Since the pilot had filed a VFR flight plan he was not reporting his progress or being tracked. That was a bad idea BTW since weather reports called for fog and icing conditions.
In all these years the plane has not been found, and since they were flying a coastal route in mid-October they should have been found. The snowpack was not that thick yet. Since they were not found immediately then they should have been found after the spring thaw or the after next spring thaw.
Since they haven't been found after 50 spring thaws during global warming, we can conclude they crashed in the water, likely through thin ice, and sank.

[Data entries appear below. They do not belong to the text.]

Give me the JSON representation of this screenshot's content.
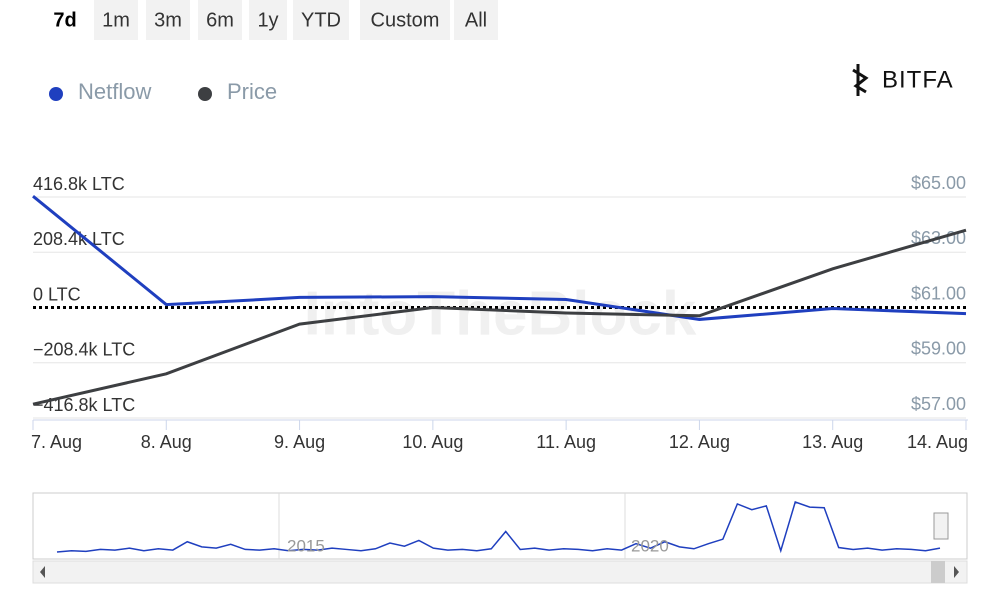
{
  "range_selector": {
    "buttons": [
      "7d",
      "1m",
      "3m",
      "6m",
      "1y",
      "YTD",
      "Custom",
      "All"
    ],
    "active": 0
  },
  "logo": "BITFA",
  "watermark": "IntoTheBlock",
  "chart_data": {
    "type": "line",
    "categories": [
      "7. Aug",
      "8. Aug",
      "9. Aug",
      "10. Aug",
      "11. Aug",
      "12. Aug",
      "13. Aug",
      "14. Aug"
    ],
    "series": [
      {
        "name": "Netflow",
        "color": "#1f3fbf",
        "axis": "y",
        "values": [
          420000,
          11000,
          38000,
          41000,
          30000,
          -45000,
          -4000,
          -23000
        ]
      },
      {
        "name": "Price",
        "color": "#3d3f42",
        "axis": "y2",
        "values": [
          57.5,
          58.6,
          60.4,
          61.0,
          60.8,
          60.7,
          62.4,
          63.8
        ]
      }
    ],
    "ylim": [
      -416800,
      416800
    ],
    "yticks": [
      {
        "value": 416800,
        "label": "416.8k LTC"
      },
      {
        "value": 208400,
        "label": "208.4k LTC"
      },
      {
        "value": 0,
        "label": "0 LTC"
      },
      {
        "value": -208400,
        "label": "−208.4k LTC"
      },
      {
        "value": -416800,
        "label": "−416.8k LTC"
      }
    ],
    "y2lim": [
      57,
      65
    ],
    "y2ticks": [
      {
        "value": 65,
        "label": "$65.00"
      },
      {
        "value": 63,
        "label": "$63.00"
      },
      {
        "value": 61,
        "label": "$61.00"
      },
      {
        "value": 59,
        "label": "$59.00"
      },
      {
        "value": 57,
        "label": "$57.00"
      }
    ],
    "grid": true,
    "legend": "top-left"
  },
  "navigator": {
    "labels": [
      "2015",
      "2020"
    ],
    "values": [
      1,
      1.2,
      1.1,
      1.4,
      1.3,
      1.6,
      1.2,
      1.5,
      1.3,
      2.6,
      1.8,
      1.6,
      2.2,
      1.4,
      1.3,
      1.5,
      1.2,
      1.4,
      1.3,
      1.6,
      1.4,
      1.2,
      1.5,
      2.4,
      1.9,
      2.8,
      1.6,
      1.3,
      1.4,
      1.2,
      1.5,
      4.2,
      1.4,
      1.6,
      1.3,
      1.5,
      1.4,
      1.2,
      1.5,
      1.3,
      2.3,
      1.6,
      2.6,
      1.8,
      1.5,
      2.3,
      3.0,
      8.5,
      7.6,
      8.2,
      1.2,
      8.8,
      8.0,
      7.9,
      1.7,
      1.4,
      1.6,
      1.3,
      1.5,
      1.4,
      1.2,
      1.6
    ]
  }
}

Thin ice would have kept buoyant wreckage hidden and unspotted until it was too late to associate it with the crash.
Thin ice usually develops in coastal Alaska in lakes in mid-October and a few weeks later in sea water. So I'd bet on a lake and probably a deep lake in the route.
If I were to be making a sonar search I'd start with Malaspina Lake. It's 145' deep and usually closed to netting. Too deep for sport divers to find the plane, too heavily regulated for fisherman to bother with, and iced over thinly just when the crash would have occurred. It's heavily stratified making a bow mounted sonar ineffective and side scans in 1972 were very primitive.
Today's tech could work but nobody would take on the job without a lot of funding and its likely no possible sponsor thinks the risk reward is sufficient to try.